Videospiele

Angespielt: Injustice: Götter Unter Uns

Genre: Beat-Em Up | Plattform: Playstation 3, Xbox 360, Wii U | USK: ab 16

Am 2. April ist sie für die Xbox Live- und Playstation Network Plus-Abonnenten erschienen: Die Demo zu dem heiß ersehnten Superhelden-Prügler "Injustice: Götter Unter uns". Seit dem 9. April ist sie nun auch frei für den Abonnementlosen spielbar. Ich habe mich vorab ausgiebig mit der Demo beschäftigt und möchte Euch nun meine Eindrücke zu "Netherrealms" neuestem Streich nahe bringen.

Die Qual der Wahl

Die Demo erlaubt es Euch vorab in die Haut von drei verschiedenen Charakteren zu schlüpfen: Zum ersten der Dunkle Ritter, der Rächer Gothams Batman, zum zweiten die wunderschöne Amazonin Diana, auch besser bekannt als Wonder Woman und zum letzten der fieseste und klügste Kopf aus Metropolis: Lex Luthor - Kampfanzug inklusive. Das Roster wird später in der Retail-Version durch 17 weitere Helden verstärkt und für die, die einfach nicht genug bekommen können, gibt es noch vier weitere DLC-Charaktere. Doch für die Demo sind unsere wählbaren Helden oder auch Schurken vollkommen ausreichend, um ein paar Kämpfe im Einzelspieler oder auch Mehrspieler Modus, im Eins-gegen-Eins Kampf, zu wagen.

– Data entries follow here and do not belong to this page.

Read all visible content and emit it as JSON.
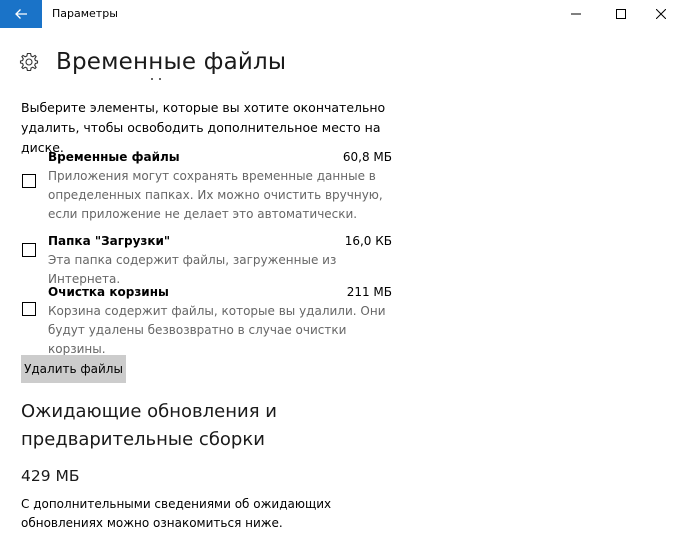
{
  "window": {
    "title": "Параметры",
    "back_icon": "arrow-left-icon",
    "accent_color": "#1a73c8",
    "controls": [
      "minimize-icon",
      "maximize-icon",
      "close-icon"
    ]
  },
  "page": {
    "icon": "gear-icon",
    "title": "Временные файлы",
    "intro": "Выберите элементы, которые вы хотите окончательно удалить, чтобы освободить дополнительное место на диске."
  },
  "items": [
    {
      "name": "Временные файлы",
      "size": "60,8 МБ",
      "description": "Приложения могут сохранять временные данные в определенных папках. Их можно очистить вручную, если приложение не делает это автоматически.",
      "checked": false
    },
    {
      "name": "Папка \"Загрузки\"",
      "size": "16,0 КБ",
      "description": "Эта папка содержит файлы, загруженные из Интернета.",
      "checked": false
    },
    {
      "name": "Очистка корзины",
      "size": "211 МБ",
      "description": "Корзина содержит файлы, которые вы удалили. Они будут удалены безвозвратно в случае очистки корзины.",
      "checked": false
    }
  ],
  "delete_button": "Удалить файлы",
  "pending": {
    "title": "Ожидающие обновления и предварительные сборки",
    "size": "429 МБ",
    "description": "С дополнительными сведениями об ожидающих обновлениях можно ознакомиться ниже."
  }
}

Und genau diese zwei Spiel-Varianten könnt Ihr auch in der Demo wählen. Wer also gerade seine Freundin oder seinen Kollegen neben sich sitzen hat, kann direkt mal ein Tänzchen mit den Fäusten wagen. Diese gestalten sich nämlich unheimlich unterhaltsam. Für Spieler von Netherrealms "Mortal Kombat" oder auch Capcoms "Street Fighter" ist der Einstieg ein Klacks. "Injustice" spielt sich nämlich in der klassischen 2D Ansicht, hat jedoch einige eingebaute Finessen: Dazu zählen verwendbare Gegenstände, wie beispielsweise eine Mülltonne, die man dem Gegner um die Ohren haut, oder auch die unglaublich mit Action geladenen Ebenen-Wechsel, die meist dadurch zustande kommen, dass man den Gegner mit einem kräftigen Tritt durch eine Wand schmettert – was dann passiert, ist pure Superhelden-Magie.

Die Moves der Superhelden sind generell sehr gut gewählt. Batman wirft Batarangs um sich und schießt mit seinem "Grappling-Hook" durch die Gegend, während Amazonengöttin "Wonder Woman" mit ihrer Peitsche oder auch wahlweise mit Schild und Schwert kräftig austeilt. Hier bemerkt man schnell, dass man sich bei der Entwicklung eine Menge Gedanken gemacht hat. Das Gameplay ist schnell und ebenso fix kann sich das Blatt in einem Kampf wenden, denn neben den normalen Angriffen gibt es auch noch einen einzigartigen Move für jeden Charakter, der durch das Betätigen beider Schultertasten gestartet wird. Diese sind nicht nur unheimlich schmerzhaft für die Lebensleiste des Gegners, sondern sehen auch noch verdammt gut aus und erhöhen den Unterhaltungswert einer Partie erheblich.

Story Trailer

Christopher

Also dann

Nach dieser Demo kann ich es gar nicht mehr erwarten, "Injustice: Götter Unter Uns" endlich in seiner vollen Pracht zu bewundern. Schnelle actiongeladene Kämpfe, Interessante Charaktere mit gut gewählten Move-Sets und einen riesigen Umfang kann man diesem Spiel bereits nachsagen. Dazu kommt noch meine Meinung, dass "Injustice" ebenfalls ein partytaugliches Beat-em-up wird, das so manchen Abend versüßen wird. Am 19. April erscheint "Injustice: Götter Unter Uns" für die X-Box 360 und die PlayStation 3. Eine Woche später, am 26.April, erscheint dann die Wii U Version für jeden Interessierten Prügler-Freund. Bis dahin lehnt Euch zurück und genießt die Eindrücke der Demo. Ich werde dasselbe tun.